November 24, 2024: Last Sunday after Pentecost: Christ the King
John 18:33-37
Pilate entered the headquarters again, summoned Jesus, and asked him, “Are you the King of the Jews?” Jesus answered, “Do you ask this on your own, or did others tell you about me?” Pilate replied, “I am not a Jew, am I? Your own nation and the chief priests have handed you over to me. What have you done?” Jesus answered, “My kingdom is not from this world. If my kingdom were from this world, my followers would be fighting to keep me from being handed over to the Jews. But as it is, my kingdom is not from here.” Pilate asked him, “So you are a king?” Jesus answered, “You say that I am a king. For this I was born, and for this I came into the world, to testify to the truth. Everyone who belongs to the truth listens to my voice.”

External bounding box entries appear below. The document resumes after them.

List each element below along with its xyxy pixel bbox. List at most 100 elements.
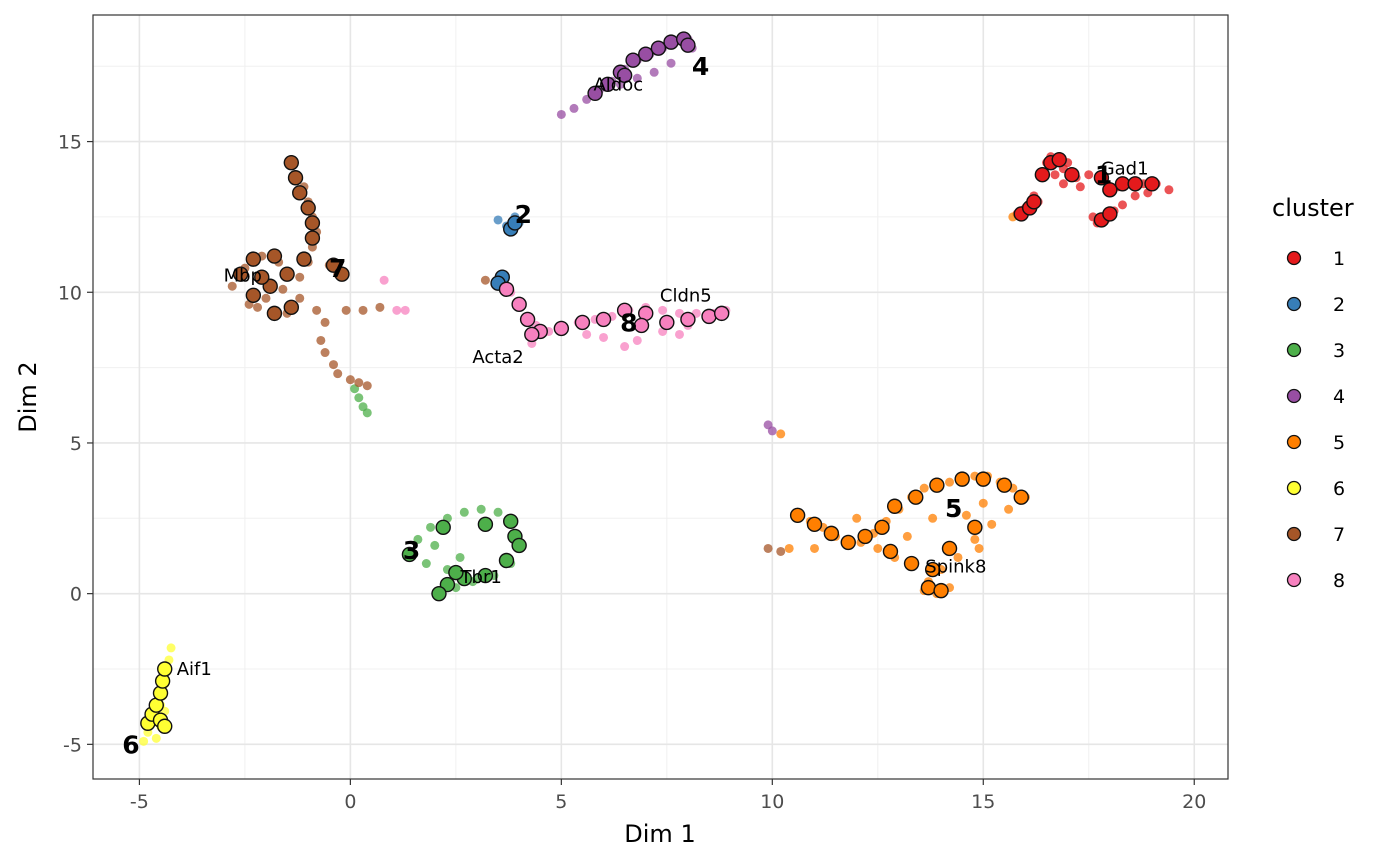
y-tick-label: -5: [63, 734, 82, 756]
cluster-4-marker-point: [600, 76, 616, 93]
legend-key-3: [1286, 342, 1302, 358]
cluster-5-marker-point: [941, 540, 958, 557]
gene-label-mbp: Mbp: [224, 266, 262, 287]
labels-layer: 1 2 3 4 5 6 7 8 Gad1 Aldoc Mbp Cldn5 Acta2 Tbr1 Spink8…: [122, 52, 1148, 759]
cluster-8-marker-point: [511, 296, 527, 313]
cluster-label-7: 7: [329, 254, 346, 283]
cluster-7-point: [480, 275, 490, 285]
x-tick-label: 15: [971, 791, 995, 813]
cluster-4-point: [649, 67, 659, 77]
cluster-5-point: [776, 429, 786, 439]
cluster-7-point: [776, 546, 786, 556]
cluster-8-marker-point: [659, 314, 675, 331]
cluster-5-point: [810, 543, 820, 553]
cluster-1-point: [1050, 170, 1060, 180]
cluster-8-point: [674, 329, 684, 339]
legend-key-7: [1286, 526, 1302, 542]
cluster-3-point: [459, 507, 469, 517]
cluster-4-marker-point: [663, 34, 679, 50]
legend-key-6: [1286, 480, 1302, 496]
cluster-6-point: [151, 733, 161, 743]
gene-label-spink8: Spink8: [925, 557, 986, 578]
legend-label-2: 2: [1333, 294, 1345, 316]
cluster-1-point: [1118, 200, 1128, 210]
gene-label-acta2: Acta2: [472, 347, 523, 368]
cluster-5-point: [987, 519, 997, 529]
cluster-6-point: [139, 736, 149, 746]
x-tick-label: 0: [344, 791, 356, 813]
grid-major: [93, 15, 1228, 779]
cluster-8-point: [379, 275, 389, 285]
cluster-6-point: [166, 643, 176, 653]
cluster-8-marker-point: [633, 317, 650, 334]
cluster-5-point: [970, 534, 980, 544]
cluster-7-marker-point: [279, 266, 295, 282]
cluster-3-point: [455, 552, 465, 562]
legend-label-5: 5: [1333, 432, 1345, 454]
cluster-label-6: 6: [122, 730, 139, 759]
cluster-5-point: [1004, 504, 1014, 514]
cluster-8-marker-point: [680, 311, 696, 328]
cluster-5-point: [953, 552, 963, 562]
cluster-6-marker-point: [157, 718, 173, 734]
legend-key-5: [1286, 434, 1302, 450]
x-tick-label: -5: [130, 791, 149, 813]
cluster-1-marker-point: [1064, 167, 1080, 183]
gene-label-cldn5: Cldn5: [660, 285, 712, 306]
cluster-4-marker-point: [616, 67, 633, 83]
cluster-7-point: [253, 302, 263, 312]
cluster-5-point: [978, 498, 988, 508]
cluster-1-point: [1130, 191, 1140, 201]
cluster-1-marker-point: [1102, 206, 1118, 222]
cluster-7-point: [333, 369, 343, 379]
cluster-7-point: [362, 381, 372, 391]
cluster-8-marker-point: [616, 302, 633, 319]
cluster-label-2: 2: [515, 200, 532, 229]
cluster-label-3: 3: [403, 536, 420, 565]
plot-border: [92, 14, 1229, 780]
cluster-5-point: [784, 543, 794, 553]
cluster-3-point: [354, 393, 364, 403]
y-tick-label: 10: [58, 282, 82, 304]
cluster-5-marker-point: [882, 543, 899, 560]
cluster-6-marker-point: [157, 661, 173, 677]
cluster-8-point: [400, 305, 410, 315]
x-tick-label: 5: [555, 791, 567, 813]
cluster-3-marker-point: [498, 552, 515, 569]
cluster-8-marker-point: [524, 326, 540, 343]
cluster-7-point: [316, 335, 326, 345]
cluster-5-marker-point: [967, 519, 983, 536]
cluster-1-marker-point: [1102, 182, 1118, 198]
cluster-5-marker-point: [886, 498, 903, 514]
cluster-7-marker-point: [283, 154, 300, 171]
legend-key-2: [1286, 296, 1302, 312]
cluster-5-marker-point: [929, 477, 945, 493]
cluster-5-marker-point: [920, 579, 937, 596]
cluster-5-marker-point: [903, 555, 920, 572]
cluster-8-point: [632, 335, 642, 345]
cluster-5-marker-point: [1013, 489, 1029, 505]
cluster-label-5: 5: [945, 494, 962, 523]
cluster-1-marker-point: [1051, 151, 1067, 168]
cluster-7-marker-point: [287, 170, 304, 186]
y-tick-label: 0: [70, 584, 82, 606]
cluster-4-point: [556, 109, 566, 119]
legend: cluster 1 2 3 4 5 6 7 8: [1272, 194, 1354, 592]
cluster-4-marker-point: [638, 46, 654, 62]
y-axis-title: Dim 2: [14, 361, 42, 432]
cluster-3-point: [413, 534, 423, 544]
cluster-1-marker-point: [1144, 176, 1160, 192]
cluster-5-marker-point: [823, 525, 840, 542]
cluster-7-marker-point: [334, 266, 350, 282]
cluster-8-point: [599, 332, 609, 342]
cluster-3-marker-point: [401, 546, 418, 563]
cluster-3-marker-point: [477, 567, 494, 584]
x-tick-label: 10: [760, 791, 784, 813]
cluster-3-point: [426, 522, 436, 532]
legend-label-8: 8: [1333, 570, 1345, 592]
cluster-4-marker-point: [587, 85, 603, 102]
cluster-7-marker-point: [292, 185, 308, 201]
cluster-1-marker-point: [1093, 170, 1110, 186]
cluster-3-marker-point: [477, 516, 494, 533]
cluster-7-point: [295, 272, 305, 282]
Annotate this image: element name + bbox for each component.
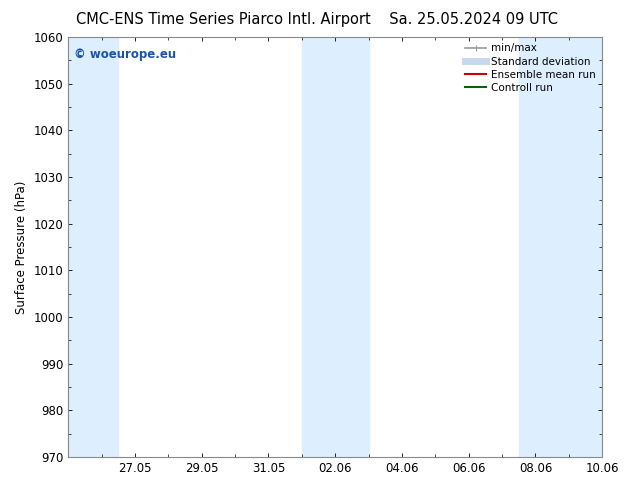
Bar xyxy=(68,37,118,457)
Legend: min/max, Standard deviation, Ensemble mean run, Controll run: min/max, Standard deviation, Ensemble me… xyxy=(461,39,600,97)
Text: © woeurope.eu: © woeurope.eu xyxy=(74,48,176,61)
Text: CMC-ENS Time Series Piarco Intl. Airport    Sa. 25.05.2024 09 UTC: CMC-ENS Time Series Piarco Intl. Airport… xyxy=(76,12,558,27)
Bar xyxy=(302,37,368,457)
Y-axis label: Surface Pressure (hPa): Surface Pressure (hPa) xyxy=(15,180,28,314)
Bar xyxy=(519,37,602,457)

What does it mean to belong to the truth? To live in an honorable way, a loving way? I have often thought about how St. Ignatius of Loyola says in the Spiritual Exercises that when we are headed in the right direction in our lives, we have a deep peace within our hearts – what Ignatius would call a sense of “consolation.” Vinita Hamptom Wright on the website IgnatianSpirituality.com says, “We know we are moving in [the right direction] when we sense the growth of love or faith or mercy or hope – or any qualities we know as gifts of the Holy Spirit.” And to align ourselves with what Wright calls “God’s active presence in the world” we must really pay attention to God’s still, small voice within.
But when we are headed in the wrong direction in our lives, we will experience turmoil and unrest, or a sense of “desolation”. Again, Wright says, “We know we are moving in [the wrong direction] when we sense the growth of resentment, ingratitude, selfishness, doubt, fear and so on.” When we are in desolation, according to Ignatius, God will try to get our attention so we can get back on track. In other words, God wants us to belong to the truth, and to do so requires that we listen to God’s voice.
But so many things crowd out God’s voice in our hearts, don’t they? Most of us are so chronically preoccupied with the stressors of daily life that we aren’t able to hear God speak to us. Life can feel so very complicated that the truth God longs us to hear seems very far away. How do we pay attention to God when we are so weighed down by the concerns of living?
We need to take time away to be quiet and to listen; to “rest in the Lord.” It is only when we become still and open ourselves to God’s presence that we can hear what God has to say to us. And God’s message is always that we are good, that we are loved, and that God longs for wholeness and fullness of life for us. Who wouldn’t want to hear that message?